A phenomenon that just two years ago was seen as the death knell for many stem-cell therapies is now being investigated as a possible fast track into medical use. It all centres around encouraging stem cells from bone marrow to fuse with cells elsewhere in the body.
Our bodies contain populations of "adult" stem cells that divide and replenish tissues that would otherwise wear out. Medical interest in using these cells for therapies exploded after early experiments suggested that under some circumstances, they can colonise other tissues and "transdifferentiate" to replenish the cells in their new home. This opened up the possibility of using the plentiful stem cells found in bone marrow - known as haematopoietic stem cells or HSCs - to treat a wide variety of diseases.
But those hopes were deflated in 2003 when it became clear that rather than undergoing a transformation, migrant HSCs were fusing with cells in the other tissues (New Scientist, 5 April 2003, p 17). "At first people said it was 'merely' fusion," says Helen Blau of Stanford University in California. "They couldn't imagine that it was a useful thing. But maybe this is something the body uses for repair."
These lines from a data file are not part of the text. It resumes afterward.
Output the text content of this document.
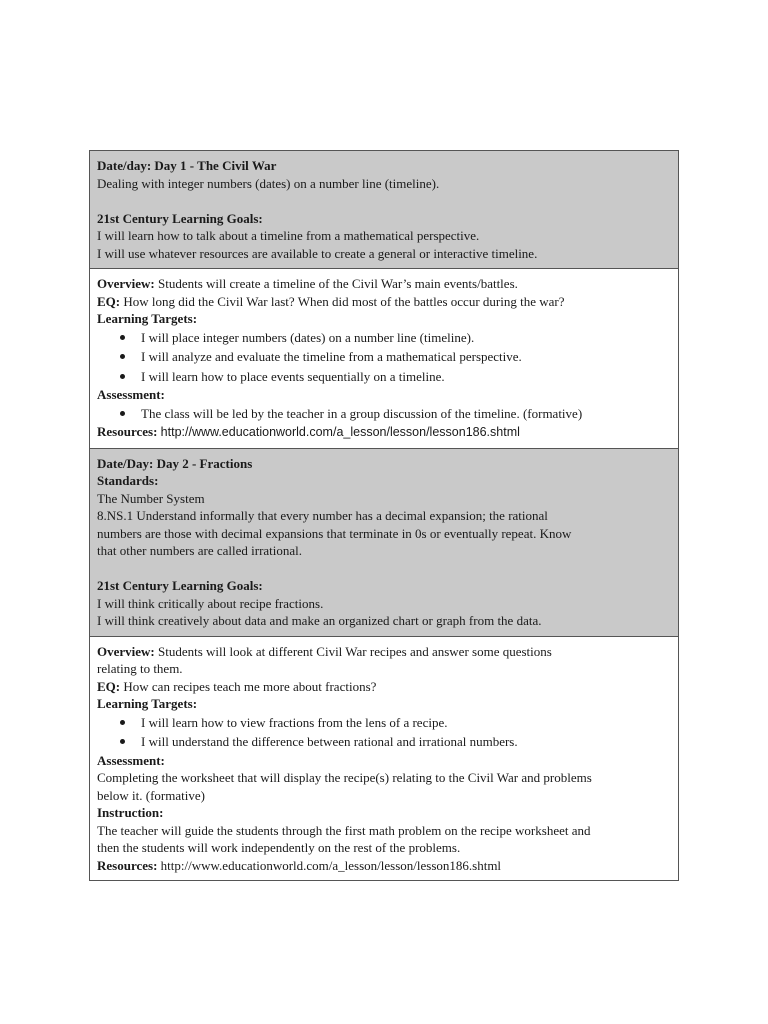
Date/day: Day 1 - The Civil War
Dealing with integer numbers (dates) on a number line (timeline).
21st Century Learning Goals:
I will learn how to talk about a timeline from a mathematical perspective.
I will use whatever resources are available to create a general or interactive timeline.
Overview: Students will create a timeline of the Civil War’s main events/battles.
EQ: How long did the Civil War last? When did most of the battles occur during the war?
Learning Targets:
I will place integer numbers (dates) on a number line (timeline).
I will analyze and evaluate the timeline from a mathematical perspective.
I will learn how to place events sequentially on a timeline.
Assessment:
The class will be led by the teacher in a group discussion of the timeline. (formative)
Resources: http://www.educationworld.com/a_lesson/lesson/lesson186.shtml
Date/Day: Day 2 - Fractions
Standards:
The Number System
8.NS.1 Understand informally that every number has a decimal expansion; the rational
numbers are those with decimal expansions that terminate in 0s or eventually repeat. Know
that other numbers are called irrational.
21st Century Learning Goals:
I will think critically about recipe fractions.
I will think creatively about data and make an organized chart or graph from the data.
Overview: Students will look at different Civil War recipes and answer some questions
relating to them.
EQ: How can recipes teach me more about fractions?
Learning Targets:
I will learn how to view fractions from the lens of a recipe.
I will understand the difference between rational and irrational numbers.
Assessment:
Completing the worksheet that will display the recipe(s) relating to the Civil War and problems
below it. (formative)
Instruction:
The teacher will guide the students through the first math problem on the recipe worksheet and
then the students will work independently on the rest of the problems.
Resources: http://www.educationworld.com/a_lesson/lesson/lesson186.shtml
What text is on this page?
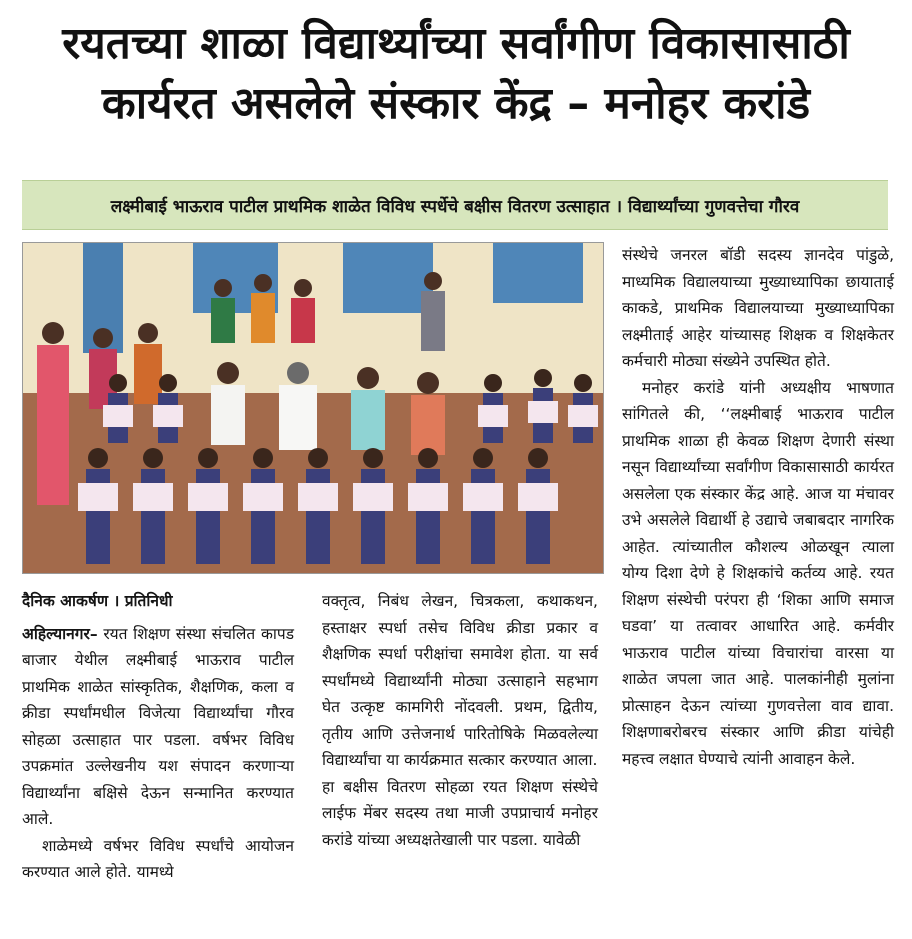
रयतच्या शाळा विद्यार्थ्यांच्या सर्वांगीण विकासासाठी
कार्यरत असलेले संस्कार केंद्र – मनोहर करांडे
लक्ष्मीबाई भाऊराव पाटील प्राथमिक शाळेत विविध स्पर्धेचे बक्षीस वितरण उत्साहात । विद्यार्थ्यांच्या गुणवत्तेचा गौरव

दैनिक आकर्षण । प्रतिनिधी

अहिल्यानगर– रयत शिक्षण संस्था संचलित कापड बाजार येथील लक्ष्मीबाई भाऊराव पाटील प्राथमिक शाळेत सांस्कृतिक, शैक्षणिक, कला व क्रीडा स्पर्धांमधील विजेत्या विद्यार्थ्यांचा गौरव सोहळा उत्साहात पार पडला. वर्षभर विविध उपक्रमांत उल्लेखनीय यश संपादन करणाऱ्या विद्यार्थ्यांना बक्षिसे देऊन सन्मानित करण्यात आले.

शाळेमध्ये वर्षभर विविध स्पर्धांचे आयोजन करण्यात आले होते. यामध्ये

वक्तृत्व, निबंध लेखन, चित्रकला, कथाकथन, हस्ताक्षर स्पर्धा तसेच विविध क्रीडा प्रकार व शैक्षणिक स्पर्धा परीक्षांचा समावेश होता. या सर्व स्पर्धांमध्ये विद्यार्थ्यांनी मोठ्या उत्साहाने सहभाग घेत उत्कृष्ट कामगिरी नोंदवली. प्रथम, द्वितीय, तृतीय आणि उत्तेजनार्थ पारितोषिके मिळवलेल्या विद्यार्थ्यांचा या कार्यक्रमात सत्कार करण्यात आला.

हा बक्षीस वितरण सोहळा रयत शिक्षण संस्थेचे लाईफ मेंबर सदस्य तथा माजी उपप्राचार्य मनोहर करांडे यांच्या अध्यक्षतेखाली पार पडला. यावेळी

संस्थेचे जनरल बॉडी सदस्य ज्ञानदेव पांडुळे, माध्यमिक विद्यालयाच्या मुख्याध्यापिका छायाताई काकडे, प्राथमिक विद्यालयाच्या मुख्याध्यापिका लक्ष्मीताई आहेर यांच्यासह शिक्षक व शिक्षकेतर कर्मचारी मोठ्या संख्येने उपस्थित होते.

मनोहर करांडे यांनी अध्यक्षीय भाषणात सांगितले की, ‘‘लक्ष्मीबाई भाऊराव पाटील प्राथमिक शाळा ही केवळ शिक्षण देणारी संस्था नसून विद्यार्थ्यांच्या सर्वांगीण विकासासाठी कार्यरत असलेला एक संस्कार केंद्र आहे. आज या मंचावर उभे असलेले विद्यार्थी हे उद्याचे जबाबदार नागरिक आहेत. त्यांच्यातील कौशल्य ओळखून त्याला योग्य दिशा देणे हे शिक्षकांचे कर्तव्य आहे. रयत शिक्षण संस्थेची परंपरा ही ‘शिका आणि समाज घडवा’ या तत्वावर आधारित आहे. कर्मवीर भाऊराव पाटील यांच्या विचारांचा वारसा या शाळेत जपला जात आहे. पालकांनीही मुलांना प्रोत्साहन देऊन त्यांच्या गुणवत्तेला वाव द्यावा. शिक्षणाबरोबरच संस्कार आणि क्रीडा यांचेही महत्त्व लक्षात घेण्याचे त्यांनी आवाहन केले.
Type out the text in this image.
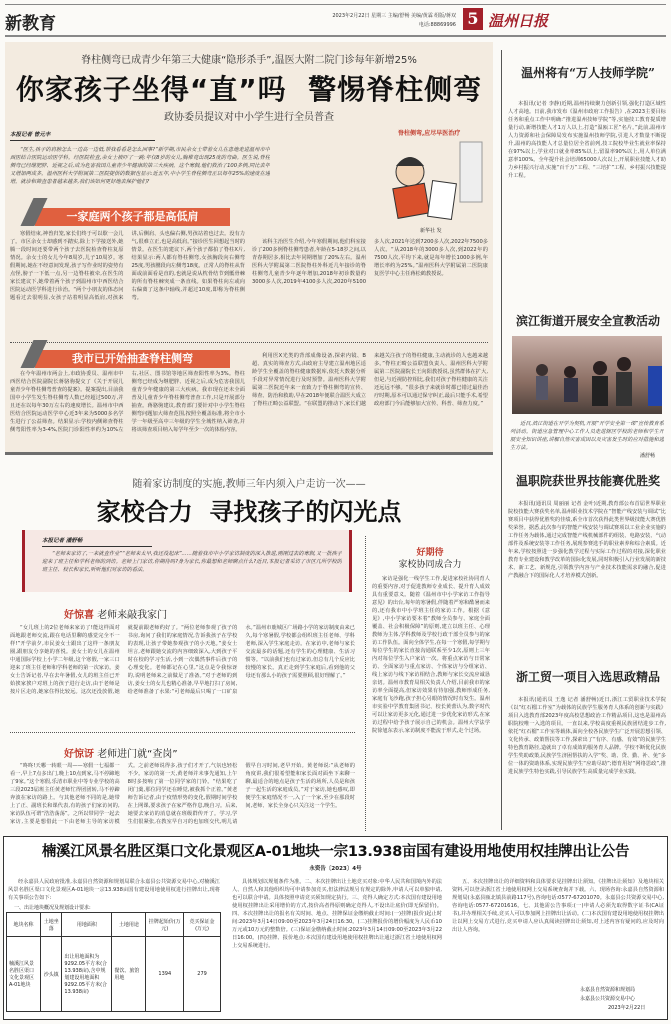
新教育	2023年2月22日 星期三 主编/舒畅 美编/黄霖 组版/蒋双
电话:88869996 5 温州日报
脊柱侧弯已成青少年第三大健康“隐形杀手”,温医大附二院门诊每年新增25%
你家孩子坐得“直”吗  警惕脊柱侧弯
政协委员提议对中小学生进行全员普查
本报记者 曾元丰
“医生,孩子的肩膀怎么一边高一边低,帮我看看是怎么回事?”新学期,市民余女士带着女儿在患地走进温州市中西医结合医院运动医学科。经医院检查,余女士被吓了一跳:年仅8岁的女儿,胸椎竟出现25度的弯曲。医生说,脊柱侧弯已经继肥胖、近视之后,成为危害我国儿童青少年健康的第三大疾病。这个寒假,他们救治了100多例,同比去年又增加两成多。温州医科大学附属第二医院提供的数据也显示:近五年,中小学生脊柱侧弯正以每年25%的速度在递增。就诊和筛查患者越来越多,我们该如何更好地去保护他们?
脊柱侧弯,应尽早医治疗
新华社 发
一家庭两个孩子都是高低肩
寒假结束,神兽归笼,家长们终于可以歇一会儿了。市区余女士却感到不踏实,除上下学接送外,她腾一段时间还要带两个孩子去医院检查脊柱复原情况。余女士的女儿今年8周岁,儿子10周岁。寒假期间,她在不经意间发现,孩子写作业时的姿势有点怪,膀子一下低一点,另一边脊柱被牵,在医生的家长建议下,她带着两个孩子到温州市中西医结合医院运动医学科进行诊治。“两个小朋友的体态问题看过去很明显,女孩子站着明显高低肩,对孩来讲,后侧肩、头也偏右侧,男孩站着也过去。没有力气,很难立正,也是高低肩。”接诊医生回想起当时的情景。在医生的建议下,两个孩子都拍了脊柱X片,结果显示:两人都有脊柱侧弯,女孩胸段向右侧弯25度,男孩腰段向左侧弯18度。正常人的脊柱从背面或前面看是直的,也就是说从枕骨结节到骶骨棘的所有脊柱棘突成一条直线。如果脊柱向左或向右偏离了这条中轴线,并超过10度,即称为脊柱侧弯。
该科主治医生介绍,今年寒假期间,他们科室接诊了200多例脊柱侧弯患者,年龄在5-18岁之间,以青春期居多,相比去年同期增加了20%左右。温州医科大学附属第二医院脊柱外科近几年接诊的脊柱侧弯儿童青少年逐年增加,2018年初诊数量约3000多人次,2019年4100多人次,2020年5100多人次,2021年达到7200多人次,2022年7500多人次。“从2018年的3000多人次,到2022年的7500人次,平均下来,就是每年增长1000多例,年增长率约为25%。”温州医科大学附属第二医院康复医学中心主任蒋松鹤教授说。
我市已开始抽查脊柱侧弯
在今年温州市两会上,市政协委员、温州市中西医结合医院副院长蒋骆驹提交了《关于开展儿童青少年脊柱侧弯普查的提案》。提案提出,目前我国中小学生发生脊柱侧弯人数已经超过500万,并且还在以每年30万左右的速度增长。温州市中西医结合医院运动医学中心近3年来为5000多名学生进行了公益筛查。结果显示:学校内侧筛查脊柱侧弯阳性率为3-4%,医院门诊阳性率约为10%左右,社区、图书馆等地区筛查阳性率为3%。脊柱侧弯已经成为继肥胖、近视之后,成为危害我国儿童青少年健康的第三大疾病。我市现在还未全面普及儿童青少年脊柱侧弯普查工作,只是开展部分抽查。蒋骆驹建议,教育部门要针对中小学生脊柱侧弯问题加大筛查范围,按照全覆盖标准,将全市小学一年级至高中三年级的学生全城性纳入筛查,并将该筛查项目纳入每学年至少一次的体检内容。
利用医X光类的背部成像设备,探索内镜、B超、真实的筛查方式,由政府主导建立温州地区适龄学生全覆盖的脊柱健康数据库,依托大数据分析手段对异常情况进行及时预警。温州医科大学附属第二医院近年来一直致力于脊柱侧弯的宣传、筛查、防治和救助,早在2018年便联合温医大成立了脊柱正畸公益联盟。“在联盟的推动下,家长们越来越关注孩子的脊柱健康,主动就诊的人也越来越多。”脊柱正畸公益联盟负责人、温州医科大学附属第二医院副院长王向阳教授说,虽然群体在扩大,但是,与近视防控相比,我们对孩子脊柱健康的关注还远远不够。“很多孩子来就诊时都已错过最佳治疗时期,原本可以通过保守纠正,最后只能手术,希望政府部门今后能够加大宣传、科普、筛查力度。”
随着家访制度的实施,教师三年内须入户走访一次——
家校合力  寻找孩子的闪光点
本报记者 潘舒畅
“老师来家访了,一来就查作业”“老师来太早,我还没起床”……随着我市中小学家访制度的深入推进,刚刚过去的寒假,又一批孩子迎来了班主任和学科老师的到访。老师上门家访,你期待吗?身为家长,你最想和老师聊点什么?近日,本报记者采访了市区几所学校的班主任、校长和家长,听听他们对家访的看法。
好惊喜 老师来敲我家门
“女儿班上的2位老师来家访了!能这样面对面地跟老师交流,跟在电话里聊的感觉完全不一样!”开学前夕,市民姜女士跟出了这样一条朋友圈,跟朋友分享她的喜悦。姜女士的女儿在温州中通国际学校上小学二年级,这个寒假,一家三口迎来了班主任老师和学科老师的第一次家访。姜女士告诉记者,早在去年暑假,女儿的班主任已开始挨家挨户对班上的孩子进行走访,由于老师是按片区走的,她家住得比较远。这次还没放假,她就提前跟老师约好了。“两位老师参观了孩子的书房,询问了我们的家庭情况,告诉我孩子在学校的表现,让孩子带她参观孩子的小天地。”姜女士坦言,老师跟她交流的内容细致深入,大到孩子平时在校的学习生活,小到一次偶然事件后孩子的心理变化。老师都记在心里,“这点是令我惊讶的,说明老师来之前做足了准备。”对于老师的到访,姜女士的女儿也精心准备,早早地打扫了房间,给老师准备了水果:“可老师最后只喝了一口矿泉水。”温州市鹿城区广场路小学的家访制度由来已久,每个寒暑假,学校都会组织班主任老师、学科老师,深入学生家庭走访。在家访中,老师与家长交流最多的话题,还有学生的心理健康、生活习惯等。“以前我们也有过家访,但总有几个反应比较慢的家长。真正走到学生家庭后,看到他的父母还有那么小的孩子需要照顾,很好理解了。”
好惊讶 老师进门就“查岗”
“咚咚!天哪一转眼一周——寒假一七福都一看一,早上7点多出门,晚上10点到家,马不停蹄地了9家。”这个寒假,乐清市职业中等专业学校的高三段2023届班主任黄老师忙得团团转,马不停蹄奔波在家访的路上。与其他老师不同的是,她带上了正、副班长和课代表,有的孩子们家访问的,家访队伍可谓“浩浩荡荡”。之所以带同学一起去家访,主要是想借此一下由老师主导的家访模式。之前老师说得多,孩子们才开了,气氛也轻松不少。家访的第一天,黄老师并未事先通知,上午8时多按响了第一位同学家的门铃。“结果吃了闭门羹,那位同学还在睡觉,被我抓个正着。”黄老师告诉记者,由于疫情形势的变化,假期时间学校在上网课,要求孩子在家严格作息,晚自习。后来,她要去家访的消息就在班级群传开了。学习,学生们很紧张,在教室早自习的也加班交代,明儿请假早自习时间,老早开始。黄老师说:“从老师的角度讲,我们很希望能和家长面对面坐下来聊一聊,最适合的地点是孩子生活的场所,人员是和孩子一起生活的家庭成员。”对于家访,她也感叹,即便学生家庭情况不一,入了一个家,至少在那段时间,老师、家长全身心只关注这一个学生。
好期待
家校协同成合力
家访是强化一线学生工作,促进家校社协同育人的重要内容,对于促进教师专业成长、提升育人成效具有重要意义。随着《温州市中小学家访工作指导意见》的出台,每年的寒暑假,伴随着严寒和酷暑而来的,还有我市中小学班主任的家访工作。根据《意见》,中小学家访要本着“教师全员参与、家庭全面覆盖、社会积极保障”的原则,建立以班主任、心理教师为主体,学科教师及学校行政干部全员参与的家访工作队伍。面向全体学生,在每一个寒假,每学期与每位学生的家长直接沟通联系至少1次,原则上三年内对每位学生入户家访一次。将重点家访与日常家访、全面家访与重点家访、个体家访与分组家访、线上家访与线下家访相结合,教师与家长交流应诚恳亲切。温州市教育局相关负责人介绍,目前我市的家访率全面提高,但家访效果有待加强,教师形成任务,家庭有飞沙跑,孩子担心另眼的情况时有发生。温州市实验中学教育集团书记、校长黄蕾认为,数字时代可以让家访更多元化,通过进一步优化家访形式,在家访过程中给予孩子展示自己的机会。温州大学法学院徐旭东表示,家访制度不能流于形式,走个过场。
温州将有“万人技师学院”
本报讯(记者 李静)近期,温州持续聚力创新引领,强化打造区域性人才高地。日前,我市发布《温州市政府工作报告》,在2023主要目标任务和重点工作中明确:“推进温州技师学院”等,实施技工教育提质增量行动,新增技能人才1万人以上,打造“温瓯工匠”名片。”此前,温州市人力资源和社会保障局发布实施温州技师学院,引进人才数量不断提升,温州的高技能人才总量位居全省前列,技工院校毕业生就业率保持在97%以上,学业对口就业率85%以上,留温率90%以上,用人单位满意率100%。全年提升社会培训65000人次以上,开展职业技能人才助力乡村振兴行动,实施“百千万”工程、“三培扩”工程、乡村振兴技能提升工程。
滨江街道开展安全宣教活动
近日,滨江街道在开学为契机,开展“开学安全第一课”宣传教育系列活动。街道应急管理中心工作人员走进辖区学校的老师和学生开展安全知识讲座,讲解自然灾害成因以及灾害发生时的应对措施和逃生方法。
潘舒畅
温职院获世界技能赛优胜奖
本报讯(通讯员 周丽丽 记者 金叶)近期,教育部公布首届世界职业院校技能大赛获奖名单,温州职业技术学院在“智能产线安装与调试”比赛项目中获得优胜奖的佳绩,系全市首次获得此类世界级技能大赛优胜奖荣誉。据悉,此次参与的智能产线安装与调试赛项以工业企业实施的工作任务为载体,通过完成智能产线机械部件的组装、电路安装、气动部件及系统安装等工作任务,展现参赛选手的职业素养和综合素质。近年来,学校按照进一步强化教学过程与实际工作过程的对接,深化职业教育专业建设和教学改革的国际化发展,同时积极引入行业发展的新技术、新工艺、新规范,引领教学内容与产业技术技能需求的融合,促进产教融合下的国际化人才培养模式创新。
浙工贸一项目入选思政精品
本报讯(通讯员 王逸 记者 潘舒畅)近日,浙江工贸职业技术学院《以“红石榴工作室”为载体的民族学生服务育人体系的创新与实践》项目入选教育部2023年度高校思想政治工作精品项目,这也是温州高职院校唯一入选的项目。一直以来,学校高度重视民族团结进步工作,依托“红石榴”工作室等载体,面向全校各民族学生广泛开展思想引领、文化传承、政策帮扶等工作,探索出了“有序、有感、有效”的民族学生特色教育路径,造就出了卓有成效的服务育人品牌。学校不断优化民族学生奖助政策,民族学生济困帮扶的入学“奖、助、贷、勤、补、免”多位一体的资助体系,实现民族学生“应助尽助”;德育用好“网络思政”,推进民族学生特色实践,引导民族学生高质量完成学业实践。
楠溪江风景名胜区渠口文化景观区A-01地块一宗13.938亩国有建设用地使用权挂牌出让公告
永资告〔2023〕4号
经永嘉县人民政府批准,永嘉县自然资源和规划局联合永嘉县公共资源交易中心,对楠溪江风景名胜区渠口文化景观区A-01地块一宗13.938亩国有建设用地使用权进行挂牌出让,现将有关事项公告如下:
一、出让地块概况及规划设计要求:
地块名称	土地坐落	用地面积	土地用途	挂牌起始价(万元)	竞买保证金(万元)
楠溪江风景名胜区渠口文化景观区A-01地块	沙头镇	出让用地面积为9292.05平方米(合13.938亩),含中规划建设用地面积9292.05平方米(合13.938亩)	餐饮、旅馆用地	1394	279
具体规划以规划条件为准。二、本次挂牌出让土地竞买对象:中华人民共和国境内外的法人、自然人和其他组织均可申请参加竞买,但法律法规另有规定的除外,申请人可以单独申请,也可以联合申请。具体按照申请竞买须知规定执行。三、竞得人确定方式:本次国有建设用地使用权挂牌出让采用增价的方式,按价高者得原则确定竞得人,不设出让底价(即无保留价)。四、本次挂牌出让的报名有关时间、地点、挂牌保证金缴纳截止时间:(一)挂牌(报价)起止时间:2023年3月14日09:00至2023年3月24日16:30。(二)挂牌报价的增价幅度为人民币10万元或10万元的整数倍。(三)保证金缴纳截止时间:2023年3月14日09:00至2023年3月22日16:00。(四)挂牌、报价地点:本次国有建设用地使用权挂牌出让通过浙江省土地使用权网上交易系统进行。
五、本次挂牌出让的详细资料和具体要求见挂牌出让须知。《挂牌出让须知》及地块相关资料,可以登录浙江省土地使用权网上交易系统查询并下载。六、现场咨询:永嘉县自然资源和规划局(永嘉县瓯北镇县前路117号),咨询电话:0577-67201070。永嘉县公共资源交易中心,咨询电话:0577-67201616。七、其他需公告事项:(一)申请人必须先取得数字证书(CA证书),并办理相关手续,竞买人可以参加网上挂牌出让活动。(二)本次国有建设用地使用权挂牌出让以网上交易方式进行,竞买申请人应认真阅读挂牌出让须知,对上述内容有疑问的,应及时向出让人咨询。
永嘉县自然资源和规划局
永嘉县公共资源交易中心
2023年2月22日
Also that year, Markus Grompe and his team at the Oregon Health and Science University in Portland studied mice with a disease called tyrosinemia type 1, which is caused by the lack of an enzyme that breaks down the amino acid tyrosine. Its symptoms include jaundice, lethargy and cirrhosis of the liver, but the mice can be cured by infusing their livers with HSCs from healthy mice. Grompe's team showed that this is a result of the HSCs fusing with liver cells, and providing the gene for the missing enzyme.